Trademark of the Week: Rally Squirrel — The War Begins
As if you didn't get enough of the Rally Squirrel last year (I prefer the German "baum ratte," which translates to tree rat), the war over ownership of this phrase is about to begin.
During the MLB playoffs last year, a company called PBR Industries (which, unfortunately, does not appear to have anything to do with Pabst Blue Ribbon or the Professional Bull Riders) filed a trademark application for the phrase "Rally Squirrel." They did this two weeks after a squirrel darted in front of Skip Schumacher during his infamous at-bat in the playoffs. After this bizarre incident, the St. Louis Cardinals completed a historic run through the playoffs to become the World Series Champions.
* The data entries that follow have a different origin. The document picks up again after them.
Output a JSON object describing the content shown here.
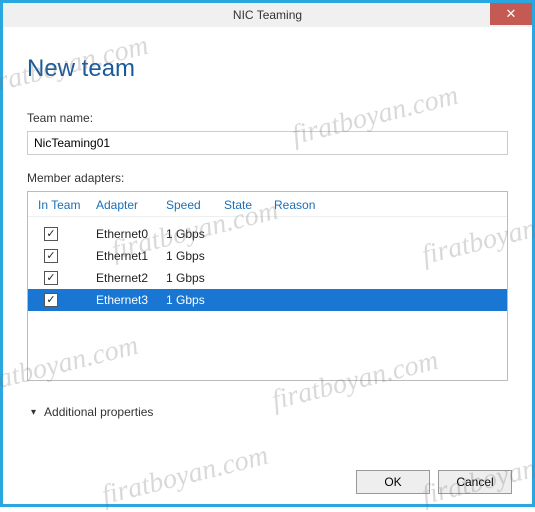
{
  "window": {
    "title": "NIC Teaming",
    "close": "✕"
  },
  "heading": "New team",
  "teamName": {
    "label": "Team name:",
    "value": "NicTeaming01"
  },
  "members": {
    "label": "Member adapters:",
    "columns": {
      "inteam": "In Team",
      "adapter": "Adapter",
      "speed": "Speed",
      "state": "State",
      "reason": "Reason"
    },
    "rows": [
      {
        "checked": true,
        "adapter": "Ethernet0",
        "speed": "1 Gbps",
        "selected": false
      },
      {
        "checked": true,
        "adapter": "Ethernet1",
        "speed": "1 Gbps",
        "selected": false
      },
      {
        "checked": true,
        "adapter": "Ethernet2",
        "speed": "1 Gbps",
        "selected": false
      },
      {
        "checked": true,
        "adapter": "Ethernet3",
        "speed": "1 Gbps",
        "selected": true
      }
    ]
  },
  "additional": "Additional properties",
  "buttons": {
    "ok": "OK",
    "cancel": "Cancel"
  },
  "watermark": "firatboyan.com"
}
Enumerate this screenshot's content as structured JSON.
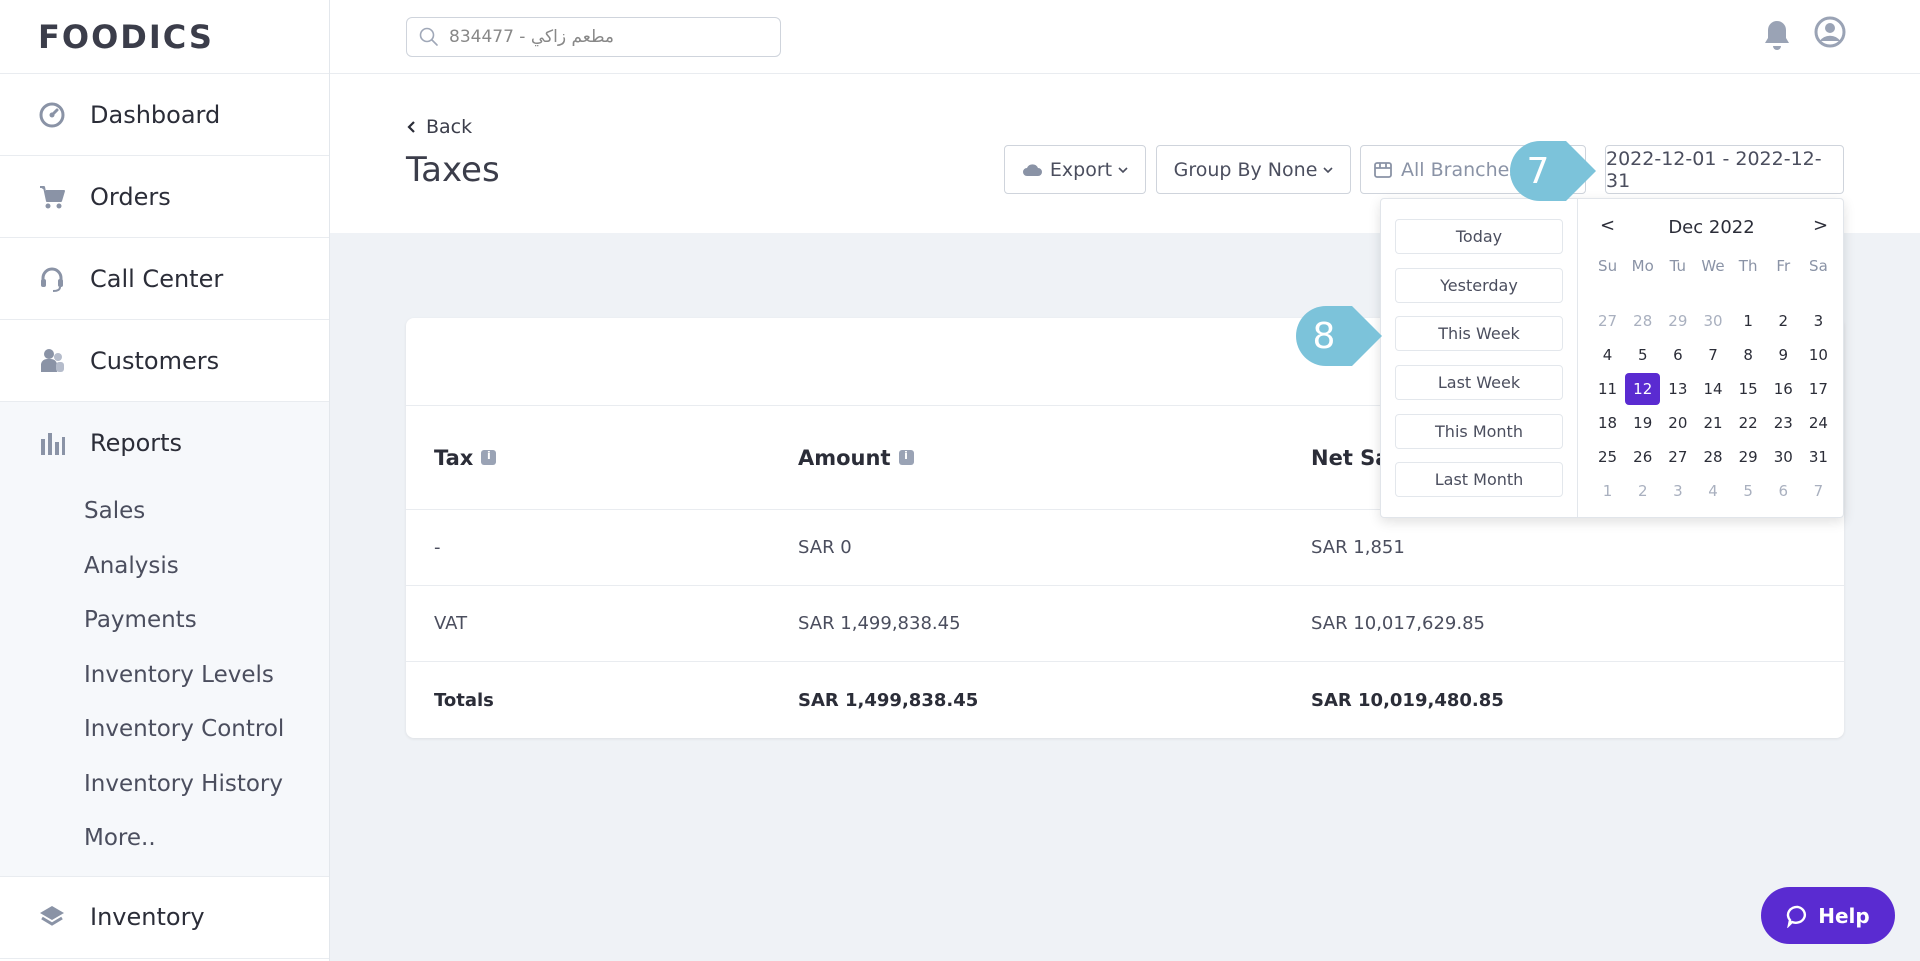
{
  "app": {
    "logo": "FOODICS"
  },
  "sidebar": {
    "items": [
      {
        "label": "Dashboard",
        "icon": "dashboard-icon"
      },
      {
        "label": "Orders",
        "icon": "cart-icon"
      },
      {
        "label": "Call Center",
        "icon": "headset-icon"
      },
      {
        "label": "Customers",
        "icon": "customers-icon"
      },
      {
        "label": "Reports",
        "icon": "bar-chart-icon"
      },
      {
        "label": "Inventory",
        "icon": "layers-icon"
      }
    ],
    "report_subitems": [
      "Sales",
      "Analysis",
      "Payments",
      "Inventory Levels",
      "Inventory Control",
      "Inventory History",
      "More.."
    ]
  },
  "header": {
    "search_value": "834477 - مطعم زاكي",
    "icons": [
      "bell-icon",
      "user-avatar-icon"
    ]
  },
  "page": {
    "back_label": "Back",
    "title": "Taxes",
    "export_label": "Export",
    "group_label": "Group By None",
    "branches_label": "All Branches",
    "date_range": "2022-12-01 - 2022-12-31"
  },
  "table": {
    "headers": [
      "Tax",
      "Amount",
      "Net Sa"
    ],
    "rows": [
      [
        "-",
        "SAR 0",
        "SAR 1,851"
      ],
      [
        "VAT",
        "SAR 1,499,838.45",
        "SAR 10,017,629.85"
      ]
    ],
    "totals": [
      "Totals",
      "SAR 1,499,838.45",
      "SAR 10,019,480.85"
    ]
  },
  "date_picker": {
    "presets": [
      "Today",
      "Yesterday",
      "This Week",
      "Last Week",
      "This Month",
      "Last Month"
    ],
    "month_label": "Dec 2022",
    "prev": "<",
    "next": ">",
    "weekdays": [
      "Su",
      "Mo",
      "Tu",
      "We",
      "Th",
      "Fr",
      "Sa"
    ],
    "weeks": [
      [
        "27",
        "28",
        "29",
        "30",
        "1",
        "2",
        "3"
      ],
      [
        "4",
        "5",
        "6",
        "7",
        "8",
        "9",
        "10"
      ],
      [
        "11",
        "12",
        "13",
        "14",
        "15",
        "16",
        "17"
      ],
      [
        "18",
        "19",
        "20",
        "21",
        "22",
        "23",
        "24"
      ],
      [
        "25",
        "26",
        "27",
        "28",
        "29",
        "30",
        "31"
      ],
      [
        "1",
        "2",
        "3",
        "4",
        "5",
        "6",
        "7"
      ]
    ],
    "selected_day": "12"
  },
  "callouts": {
    "step7": "7",
    "step8": "8"
  },
  "help": {
    "label": "Help"
  },
  "colors": {
    "accent": "#5a2bd1",
    "callout": "#7cc3da"
  }
}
Unfortunately, a lot of consumers correlate the Cardinals' playoff run with this squirrel and are willing to spend money on Rally Squirrel merchandise. Even today, almost a year after the incident, a 2012 Topps Series 1 Baseball Skip Schumaker Rally Squirrel variation still sells for over $60 on the secondary market.
So, while the phrase "Rally Squirrel" is offensive to some baseball fans (shouldn't we be celebrating the players, the team or the run, and not some trespassing rodent?), it has become worth quite a bit of money.
Well, PBR's "Rally Squirrel" filing was approved by the trademark examiner, and this opened up a 30-day window in which third parties could file an opposition against the mark.
Legal translation: This is how others can object to the mark, typically if they believe the mark is likely to confuse consumers.
The Rally Squirrel's opposition deadline was last week. Just before the opposition window closed, the St. Louis Cardinals requested an extension of time. The Trademark Office granted the extension.
Legal translation: The St. Louis Cardinals might be trying to corner the market on the rally rodent, and the Trademark Office is going to give them additional time in which to decide. The Cardinals haven't filed an opposition yet, but generally if someone asks for an extension of time, an opposition normally follows.
Although PBR Industries beat the St. Louis Cardinals to the Trademark Office (in fact, the Cardinals do not have a "Rally Squirrel" word mark filing), the Cardinals will likely win an opposition. This is because one of the first things people think about when they hear "Rally Squirrel" has to do with the St. Louis Cardinals (whether it is Skip Schumaker's at-bat when that tree rat ran across the field, or the Cardinals' ridiculous run through the World Series, etc.). Therefore, if a company which has no association with the St. Louis Cardinals uses the phrase, consumers may very well assume that company does have some type of endorsement from, affiliation with or approval from the Cardinals.
And because of this, if the team opposes the PBR Rally Squirrel filing, I expect it'll likely win.
Legal suggestion: And hey, Cardinals, why don't you file your own trademark application on the phrase "Rally Squirrel," too?
It's worth noting that there is yet another trademark application out there, but it's for "Rally Squirrels" -- plural.
Because, although you didn't see it, Rally Rodents apparently work in teams.
This application was filed by an individual named Sean Patrick Sullivan, meaning there is yet another party interested in owning the "Rally Squirrel."
Now, had this "Rally Squirrels" application been approved by its trademark examiner (it's facing some difficulties in view of the "Rally Squirrel" application, so it has not been approved), it would likely have faced a similar opposition -- if it gets that far. In all likelihood, it won't get past PBR's "Rally Squirrel" application. Even if it does, it'll run into the St. Louis Cardinals.
Additionally, there is a hospital in St. Louis (Cardinal Glennon Children's Hospital) that is attempting to trademark the following two squirrel images:
I wonder if the St. Louis Cardinals will also oppose these marks. It's different PR-wise when you go after an unknown corporation, than a children's hospital).
Of note to card collectors, the issues raised here are likely why although Topps has two Rally Squirrel cards (the 2012 Topps Series 1 Skip Schumacher variation and the David Freese Series 2 variation), neither card uses the phrase "Rally Squirrel." Obviously, if Topps did not have concerns about using the phrase "Rally Squirrel," it would have used it on these cards. And it looks like its cautious behavior towards these cards was warranted.
Although, I suspect once the trademark rights do get worked out, we'll see an actual Rally Squirrel rookie card at some point.
Hopefully, on the back will be a good recipe for squirrel pot pie. I hear it's actually really good.